I think this is a basic counting problem.

How many possible positions can the 7-digit occupy?

Once the 7-digit is positioned, how many remaining positions are possible for the 9-digit?

Multiply these two answers.

Cheers :cool:

 

[JeffM]

Next time, please explain what you tried or thought about, when posting for guidance.

I think this is a basic counting problem.

How many possible positions can the 7-digit occupy?

Once the 7-digit is positioned, how many remaining positions are possible for the 9-digit?
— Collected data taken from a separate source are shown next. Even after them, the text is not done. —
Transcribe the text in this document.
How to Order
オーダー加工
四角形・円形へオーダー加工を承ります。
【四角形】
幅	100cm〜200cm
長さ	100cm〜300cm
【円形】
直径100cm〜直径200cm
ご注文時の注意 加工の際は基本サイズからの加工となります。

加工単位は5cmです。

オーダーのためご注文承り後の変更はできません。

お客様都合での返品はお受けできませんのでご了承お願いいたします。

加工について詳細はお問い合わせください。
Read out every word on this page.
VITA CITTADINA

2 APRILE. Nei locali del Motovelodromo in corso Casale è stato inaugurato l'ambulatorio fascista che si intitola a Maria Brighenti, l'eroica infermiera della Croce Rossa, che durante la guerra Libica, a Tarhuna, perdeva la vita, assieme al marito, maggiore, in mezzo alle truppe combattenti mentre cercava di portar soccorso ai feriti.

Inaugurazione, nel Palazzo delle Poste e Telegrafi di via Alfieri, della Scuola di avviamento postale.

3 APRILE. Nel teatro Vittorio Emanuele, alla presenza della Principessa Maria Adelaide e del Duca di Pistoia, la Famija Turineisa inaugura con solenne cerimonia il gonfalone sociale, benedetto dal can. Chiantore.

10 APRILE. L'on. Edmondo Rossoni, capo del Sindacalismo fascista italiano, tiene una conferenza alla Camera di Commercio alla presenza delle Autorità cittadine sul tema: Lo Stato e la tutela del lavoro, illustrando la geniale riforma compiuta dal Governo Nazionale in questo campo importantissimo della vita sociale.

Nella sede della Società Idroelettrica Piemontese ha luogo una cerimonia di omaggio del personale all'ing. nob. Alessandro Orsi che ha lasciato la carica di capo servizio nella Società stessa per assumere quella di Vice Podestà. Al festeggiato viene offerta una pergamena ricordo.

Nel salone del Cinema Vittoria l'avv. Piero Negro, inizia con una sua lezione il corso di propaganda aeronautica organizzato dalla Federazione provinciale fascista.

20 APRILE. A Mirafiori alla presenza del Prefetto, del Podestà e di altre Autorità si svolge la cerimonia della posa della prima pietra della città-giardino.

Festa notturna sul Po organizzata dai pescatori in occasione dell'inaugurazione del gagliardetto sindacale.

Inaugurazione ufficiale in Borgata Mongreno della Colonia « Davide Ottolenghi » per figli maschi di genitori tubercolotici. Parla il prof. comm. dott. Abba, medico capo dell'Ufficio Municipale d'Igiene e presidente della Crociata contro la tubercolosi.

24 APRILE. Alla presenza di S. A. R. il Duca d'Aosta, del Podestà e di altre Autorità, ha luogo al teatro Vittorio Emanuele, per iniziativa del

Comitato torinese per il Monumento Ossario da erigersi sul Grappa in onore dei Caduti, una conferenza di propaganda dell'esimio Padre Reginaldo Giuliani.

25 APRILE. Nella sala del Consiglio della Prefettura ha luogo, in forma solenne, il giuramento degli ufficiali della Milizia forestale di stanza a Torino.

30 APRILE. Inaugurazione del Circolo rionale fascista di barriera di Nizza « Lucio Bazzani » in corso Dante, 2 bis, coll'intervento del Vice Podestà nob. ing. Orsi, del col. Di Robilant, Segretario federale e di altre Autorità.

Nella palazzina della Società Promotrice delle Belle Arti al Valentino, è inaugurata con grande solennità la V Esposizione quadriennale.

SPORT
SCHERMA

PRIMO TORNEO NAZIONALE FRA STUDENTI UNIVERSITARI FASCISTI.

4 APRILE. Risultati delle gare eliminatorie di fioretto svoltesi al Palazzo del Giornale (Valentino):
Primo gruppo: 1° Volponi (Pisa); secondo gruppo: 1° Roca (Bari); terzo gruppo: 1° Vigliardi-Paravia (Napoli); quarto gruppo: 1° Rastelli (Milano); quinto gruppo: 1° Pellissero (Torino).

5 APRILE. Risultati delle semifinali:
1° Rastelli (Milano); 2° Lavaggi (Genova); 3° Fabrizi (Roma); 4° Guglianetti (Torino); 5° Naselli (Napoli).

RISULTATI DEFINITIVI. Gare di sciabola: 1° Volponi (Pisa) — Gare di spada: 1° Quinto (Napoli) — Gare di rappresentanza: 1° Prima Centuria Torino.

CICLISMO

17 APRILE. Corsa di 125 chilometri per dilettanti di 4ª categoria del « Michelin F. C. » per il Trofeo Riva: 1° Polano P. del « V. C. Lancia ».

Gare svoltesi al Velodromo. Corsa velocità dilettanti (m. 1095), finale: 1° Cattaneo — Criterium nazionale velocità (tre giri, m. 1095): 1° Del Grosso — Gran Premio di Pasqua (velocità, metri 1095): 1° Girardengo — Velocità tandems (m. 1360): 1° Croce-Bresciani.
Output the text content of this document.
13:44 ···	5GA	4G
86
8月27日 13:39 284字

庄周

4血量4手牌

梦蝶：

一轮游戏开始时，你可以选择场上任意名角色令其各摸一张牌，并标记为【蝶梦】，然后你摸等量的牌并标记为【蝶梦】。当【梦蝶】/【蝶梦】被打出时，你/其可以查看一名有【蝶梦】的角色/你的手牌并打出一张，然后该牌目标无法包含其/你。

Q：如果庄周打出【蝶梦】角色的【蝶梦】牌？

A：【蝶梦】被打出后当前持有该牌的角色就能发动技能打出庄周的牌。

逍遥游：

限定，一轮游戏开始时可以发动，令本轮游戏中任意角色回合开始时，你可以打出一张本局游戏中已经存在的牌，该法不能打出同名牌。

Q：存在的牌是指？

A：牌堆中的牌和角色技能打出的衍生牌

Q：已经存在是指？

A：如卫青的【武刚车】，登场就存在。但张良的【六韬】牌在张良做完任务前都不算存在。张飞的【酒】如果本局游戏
Multiply these two answers.

Cheers :cool:

I suspect this is a bit more complex than multiplying two numbers.

See my post below. My original explanation was flawed.

 

[mmm4444bot]

OOPS!

I was thinking 4-digit Integers only.

My bad.

 

[JeffM]

Correction to first post

In two-digit numbers, there are 10 numbers that begin with 7, but 77 is to be excluded, giving 9.

And there are 9 two-digit numbers that have a 7 as the second digit, but 77 is to be excluded, giving 8.

So there are 17 two-digit numbers that contain exactly one 7.

Similarly there are 17 two-digit numbers that contain exactly one 9.

But this counts 79 and 97 twice.

So the answer is 17 + 17 - 2 = 32.

17, 19, 27, 29, 37, 39, 47, 49, 57, 59, 67, 69, 87, 89, 70, 71, 72, 73, 74, 75, 76, 78, 79, 90, 91, 92, 93, 94, 95, 96, 97, 98.

 

[colerelm]

Um I think either I am very confused or the question was misinterpreted. The way I interpreted "How many
contain exactly one 7 and one 9?" is that we count the following numbers as options:

79, 7?9,9?7, 97?, 79?, ??79, ?7?9, 7??9, 7?9?, 79??....etc. (not sure how many more there are so i'll stop here).

 

[colerelm]

Correction to first post

In two-digit numbers, there are 10 numbers that begin with 7, but 77 is to be excluded, giving 9.

And there are 9 two-digit numbers that have a 7 as the second digit, but 77 is to be excluded, giving 8.

So there are 17 two-digit numbers that contain exactly one 7.

Similarly there are 17 two-digit numbers that contain exactly one 9.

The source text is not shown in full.